Research has identified a number of qualities that make for good, educational media. In order for kids to learn from shows and apps, it helps if they are interactive (e.g., a child answers a question and gets feedback on whether it was correct), engaging, age-appropriate, and applicable to their daily lives. One benefit of an iPad is the greater possibility for apps and games that are interactive in this way. Of course, this requires vetting those apps to determine whether they’re actually educational or just claim to be. Common Sense Media’s app reviews can help with this.

Sensory considerations

Kids have very different preferences and needs when it comes to sensory engagement (i.e., how they process input from the environment, like sound, visuals, and touch). How a child responds to a screen is dependent on a lot of factors, many of which are related to the content they’re watching. However, an iPad will likely be more “tactile” (they’re holding it, possibly swiping), and, usually, closer to their face. Kids will respond in different ways to this, and it’s worth monitoring how your child responds to find what works best for them (and you).

Portability and movement

This one’s obvious, but if the goal is to provide entertainment or distraction during, say, a long flight, or a painful medical procedure, an iPad is far more portable. At the same time, when watching at home, a restless child may benefit from watching TV instead, where they can jump, roll, high-step, or do gymnastics (as mentioned) while the TV plays in the background.

Distance from the screen

There is some evidence that close-viewing of screens for extended periods of time can cause “digital eye strain” (i.e., dry, tired, sensitive eyes); iPads tend to be viewed at closer range than TVs. However, if you’re following other recommendations—taking frequent breaks, generally keeping screen time in check—viewing on an iPad versus TV is unlikely to make much difference here.

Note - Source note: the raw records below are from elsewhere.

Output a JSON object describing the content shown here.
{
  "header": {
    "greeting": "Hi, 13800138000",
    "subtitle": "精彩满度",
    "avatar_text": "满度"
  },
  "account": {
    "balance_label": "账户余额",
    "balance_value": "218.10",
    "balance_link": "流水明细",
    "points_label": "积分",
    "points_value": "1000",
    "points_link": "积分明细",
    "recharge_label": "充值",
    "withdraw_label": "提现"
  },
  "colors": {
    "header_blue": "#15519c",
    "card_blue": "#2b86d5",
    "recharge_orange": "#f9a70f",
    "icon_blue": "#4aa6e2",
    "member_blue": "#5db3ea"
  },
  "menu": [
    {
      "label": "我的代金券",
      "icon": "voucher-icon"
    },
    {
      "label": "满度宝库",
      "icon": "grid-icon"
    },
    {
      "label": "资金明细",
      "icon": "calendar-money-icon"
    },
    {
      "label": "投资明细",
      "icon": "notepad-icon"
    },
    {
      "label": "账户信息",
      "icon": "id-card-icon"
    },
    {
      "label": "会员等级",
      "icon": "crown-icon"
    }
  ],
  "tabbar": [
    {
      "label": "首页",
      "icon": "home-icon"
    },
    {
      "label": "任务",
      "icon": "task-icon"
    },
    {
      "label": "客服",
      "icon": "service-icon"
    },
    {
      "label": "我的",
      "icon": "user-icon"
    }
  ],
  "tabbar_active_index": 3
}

All that said, there are many good ways to approach this. Some families do only TV. Others do TV at home, and tablets outside of the house (for example, while traveling). Some do TV for shows and tablets for games, or TV for family movie night and tablets for one-off screen use. Still others do only tablets, where they’ve carefully curated certain shows and apps. Try setting some parameters that make sense to you, communicate them to your child, and test it out. You can always revisit if it’s not working. Ultimately, as with most things, it’s about experimenting and finding what works best for your family.